CPI(ML)Liberation hopes to attract cadres let down by CPM
NEW DELHI: The CPI(ML) hopes that the continuing disenchantment with CPM in West Bengal will result in a realignment of Left forces in the state and that it will emerge as the new rallying point, for peasants and intelligentsia alike.
CPI(ML) general secretary Dipankar Bhattacharya told TOI that Nandigram was not just another violent incident but a turning point in the contemporary history of West Bengal. "CPM cannot accept that some area can hold out and defy the party and government. That too, an area where their domination is complete. The party cannot tolerate political dissent. In that sense, it is a turning point, just like Naxalbari where it killed its own people and mocked at intelligentsia," he said.
Maintaining that in terms of brutality in Nandigram, West Bengal CM Buddhadeb Bhattacharjee was no different from Narendra Modi — a comparison which he himself changes to Mikhail Gorbachev — Bhattacharya says, "This is not the government which came to power in 1976. They are speaking a different language. In terms of its content, orientation and positioning, it's already gone. Just the old signboard is left. Now content and form is striking new harmony."

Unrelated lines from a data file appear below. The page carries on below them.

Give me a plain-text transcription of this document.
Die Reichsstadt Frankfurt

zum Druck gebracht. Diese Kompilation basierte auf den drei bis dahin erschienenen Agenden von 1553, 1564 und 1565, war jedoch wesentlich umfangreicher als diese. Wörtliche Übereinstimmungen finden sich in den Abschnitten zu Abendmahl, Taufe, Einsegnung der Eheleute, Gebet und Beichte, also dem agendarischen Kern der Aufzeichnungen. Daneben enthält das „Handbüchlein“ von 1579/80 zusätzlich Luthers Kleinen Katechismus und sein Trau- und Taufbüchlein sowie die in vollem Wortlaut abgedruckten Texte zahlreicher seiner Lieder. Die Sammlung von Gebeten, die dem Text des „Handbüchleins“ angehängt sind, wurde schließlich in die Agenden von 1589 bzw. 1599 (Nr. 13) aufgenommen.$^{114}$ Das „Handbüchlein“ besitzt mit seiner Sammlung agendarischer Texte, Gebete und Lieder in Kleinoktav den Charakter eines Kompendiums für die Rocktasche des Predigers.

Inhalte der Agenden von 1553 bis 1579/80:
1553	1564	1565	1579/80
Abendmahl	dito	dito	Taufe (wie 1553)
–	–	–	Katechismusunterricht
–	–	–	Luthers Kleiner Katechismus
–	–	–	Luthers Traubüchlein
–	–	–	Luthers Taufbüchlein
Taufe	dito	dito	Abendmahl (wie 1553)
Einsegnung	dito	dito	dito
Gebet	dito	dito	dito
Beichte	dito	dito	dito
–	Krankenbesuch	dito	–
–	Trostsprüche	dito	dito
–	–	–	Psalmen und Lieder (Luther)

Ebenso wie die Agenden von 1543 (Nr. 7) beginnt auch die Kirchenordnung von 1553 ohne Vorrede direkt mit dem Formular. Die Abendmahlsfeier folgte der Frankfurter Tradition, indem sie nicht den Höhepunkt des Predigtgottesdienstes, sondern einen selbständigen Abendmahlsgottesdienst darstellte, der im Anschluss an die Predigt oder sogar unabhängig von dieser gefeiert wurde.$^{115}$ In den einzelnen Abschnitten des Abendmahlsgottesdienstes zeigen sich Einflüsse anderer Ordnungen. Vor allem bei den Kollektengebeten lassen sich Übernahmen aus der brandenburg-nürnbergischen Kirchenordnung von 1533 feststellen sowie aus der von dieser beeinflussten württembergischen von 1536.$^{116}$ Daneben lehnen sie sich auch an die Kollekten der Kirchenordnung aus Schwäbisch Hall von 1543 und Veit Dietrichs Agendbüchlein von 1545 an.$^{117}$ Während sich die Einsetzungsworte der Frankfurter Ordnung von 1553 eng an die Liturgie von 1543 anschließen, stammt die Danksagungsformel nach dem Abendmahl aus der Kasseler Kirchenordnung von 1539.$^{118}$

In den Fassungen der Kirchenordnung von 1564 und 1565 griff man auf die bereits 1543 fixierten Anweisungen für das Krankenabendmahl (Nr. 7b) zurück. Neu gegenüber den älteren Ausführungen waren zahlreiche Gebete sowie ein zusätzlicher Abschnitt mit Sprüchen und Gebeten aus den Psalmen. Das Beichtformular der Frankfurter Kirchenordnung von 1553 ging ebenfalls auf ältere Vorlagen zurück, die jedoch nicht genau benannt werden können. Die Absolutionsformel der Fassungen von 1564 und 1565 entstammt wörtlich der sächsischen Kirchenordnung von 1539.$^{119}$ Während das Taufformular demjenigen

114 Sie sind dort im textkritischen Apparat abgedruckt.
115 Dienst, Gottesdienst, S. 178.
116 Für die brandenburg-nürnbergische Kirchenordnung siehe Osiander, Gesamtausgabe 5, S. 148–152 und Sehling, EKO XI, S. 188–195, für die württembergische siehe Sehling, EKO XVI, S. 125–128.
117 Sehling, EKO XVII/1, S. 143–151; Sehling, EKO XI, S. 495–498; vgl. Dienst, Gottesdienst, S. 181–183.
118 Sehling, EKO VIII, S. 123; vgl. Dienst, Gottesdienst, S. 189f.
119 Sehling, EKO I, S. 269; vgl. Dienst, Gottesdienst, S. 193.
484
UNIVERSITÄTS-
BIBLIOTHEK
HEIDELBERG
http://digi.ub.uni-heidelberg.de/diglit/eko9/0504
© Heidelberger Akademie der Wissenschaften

Politically, Bhattacharya sees an opportunity for his party to emerge as a rallying point. He said simmering discontent against CPM in West Bengal and elsewhere had come out in the open. "I hope it happens," he said about CPI (ML) becoming the rallying point for Left-inclined people. He said that in West Bengal, rift with the CPM has happened at two levels. One, the social base of sharecroppers and middle peasantry, which brought CPM to power more than three decades ago, was in complete unrest. Two, the pre-1980 CPI/CPM veterans, who participated in Teebhaga and other such movements, were also getting disenchanted with CPM, which had become the "agent of capitalists."
However, the new breed of party cadre in CPM is too obsessed with power. "We are trying to keep them in the Left fold," he said, adding that outside three states (West Bengal, Kerala and Tamil Nadu), CPM was finding it difficult to defend Nandigram. Not happy with the role Left Front allies — CPI, RSP and Forward Bloc — have played in Nandigram, Bhattacharya said he would open talks with them later this month. "We are in touch. It is not that CPM is not scared of these parties leaving the front. It could have long-term repercussions for the party," he said.
Hitting out at the ideological dilution of CPM, Bhattacharya debunked the bogey of industrialisation. "West Bengal is not new to industry. There is blatant appeasement of big business. There is no real opposition to land acquisition but why in Singur or Nandigram? Farmers are not committing suicide here. Is West Bengal government in a position to transform peasants into industrial workers? Peasants would become paupers," he averred.